L’Australien Scott Doolan a mis 10 jours pour atteindre le camp de base du versant sud de l’Everest en se déplaçant dans son fauteuil roulant ou en marchant sur ses mains.

Un paraplégique atteint un camp de base de l’Everest

KATMANDOU — Un Australien en fauteuil roulant a atteint un camp de base de l’Everest par ses propres moyens, et s’est dit «honoré» d’être le premier paraplégique à faire ce trek pour l’essentiel sans aide.

Scott Doolan, 28 ans, a atteint dimanche le versant sud de la plus haute montagne du monde, côté népalais, à 5364 mètres d’altitude, un endroit qui n’est généralement accessible qu’à pied ou en hélicoptère. Il a souffert d’une fracture du coccyx pendant son périple.

Environ 5000 personnes effectuent chaque année ce trek au pied du glacier Khumbu, en mettant huit à 10 jours. Les grimpeurs doivent franchir une série de ponts suspendus et escalader des rochers parfois dans la neige ou la boue, à une altitude où l’oxygène se raréfie, ce qui peut provoquer des maux de tête et des nausées.

Doolan s’attendait à avoir besoin du double du temps d’une personne valide pour arriver au sommet. Pourtant, il ne lui a fallu que 10 jours pour y arriver en se déplaçant en fauteuil roulant — conçu spécialement avec des roues tout-terrain — lorsque cela était possible, ou bien sur ses mains — un ami lui portait les jambes, comme dans le jeu d’enfant de la brouette  — ou en étant quelque fois porté. 

En approchant du but, «je peinais à respirer, car je marchais sur mes mains, mais je me souviens simplement avoir regardé vers le haut et vu une vingtaine de personnes. Une fois que je suis arrivé, elles ont toutes commencé à m’applaudir.»

Sans limite

En fauteuil roulant depuis l’âge de 17 ans à la suite d’une fracture de la colonne vertébrale due à un accident de moto, il a fallu quelques années à ce jeune sportif pour refaire de l’exercice. Mais ça l’a aidé à prendre conscience de son handicap, dit-il.

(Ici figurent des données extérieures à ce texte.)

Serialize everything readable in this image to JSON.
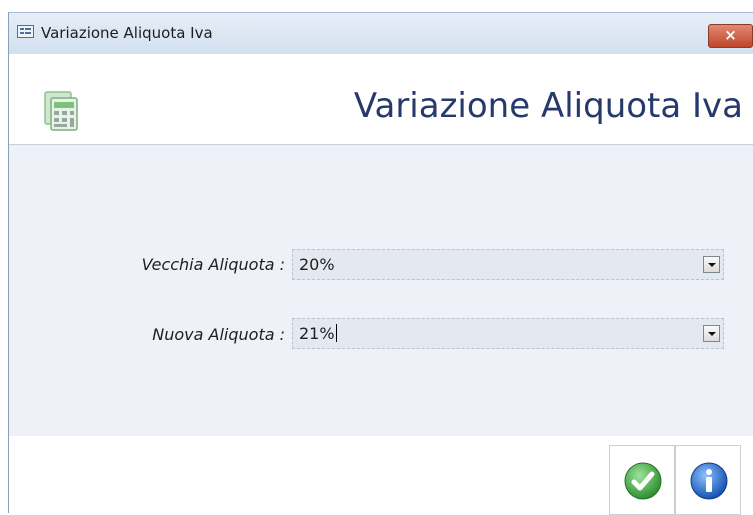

Par la suite, il a rencontré son ami Matt Laycock, créateur de la marque de vêtements Apexgen, qui s’est également donné pour mission philanthropique de sensibiliser à la santé mentale et au handicap sous le slogan «Dépasse-le». C’est lui qui a suggéré à Doolan l’idée d’être le premier paraplégique à atteindre le camp de base de l’Everest pour l’essentiel avec ses propres moyens.

Dans un premier temps, Doolan a décliné. Mais au bout de quelques semaines, il s’est rallié à l’idée. «On peut faire n’importe quoi si on le veut vraiment. C’est ce que j’ai appris jusqu’ici. Votre imagination est votre seule limite», avait souligné Doolan avant d’entreprendre son trek à la mi-mars.

L’aventure, qui coûte envrion 70 000 $CAN, incluant 15 000 $ pour le fauteuil roulant de Doolan, était parrainée par la société de Laycock.

Les JO dans la mire

Quand il marchait sur ses mains, Doolan portait cinq paires de gants. Au septième jour, l’une des roues avant de son fauteuil roulant s’est cassée. «J’étais assez effondré. Je me suis simplement retrouvé seul sur un rocher en me demandant comment j’allais faire», a raconté l’Australien.

L’équipe a attaché une corde à la partie cassée du fauteuil pour qu’il ne bascule plus. Mais négocier des chemins étroits est devenu encore plus difficile. En dépit de tous les efforts pour se préparer, Doolan a reconnu que le trek était «100 % plus difficile» qu’il ne l’avait imaginé.

«Je ne m’attendais pas à ce que le terrain soit si difficile. Je n’ai jamais vu ça auparavant et je ne me suis jamais entraîné sur quelque chose comme ça.»

Pendant huit mois, il avait effectué des exercices cardiovasculaires et musculaires. Il avait aussi notamment passé du temps sur les sentiers des Montagnes Bleues, en Australie, en portant un masque qui limite l’apport d’oxygène.

Dimanche, il a été ramené en hélicoptère à Katmandou, où il a été hospitalisé. Une radiographie a révélé une fracture du coccyx, mais il devrait se rétablir complètement.

Le paraplégique réfléchit maintenant à sa prochaine aventure. Il voudrait aussi nager sous les couleurs de l’Australie aux Jeux paralympiques de Tokyo en 2020.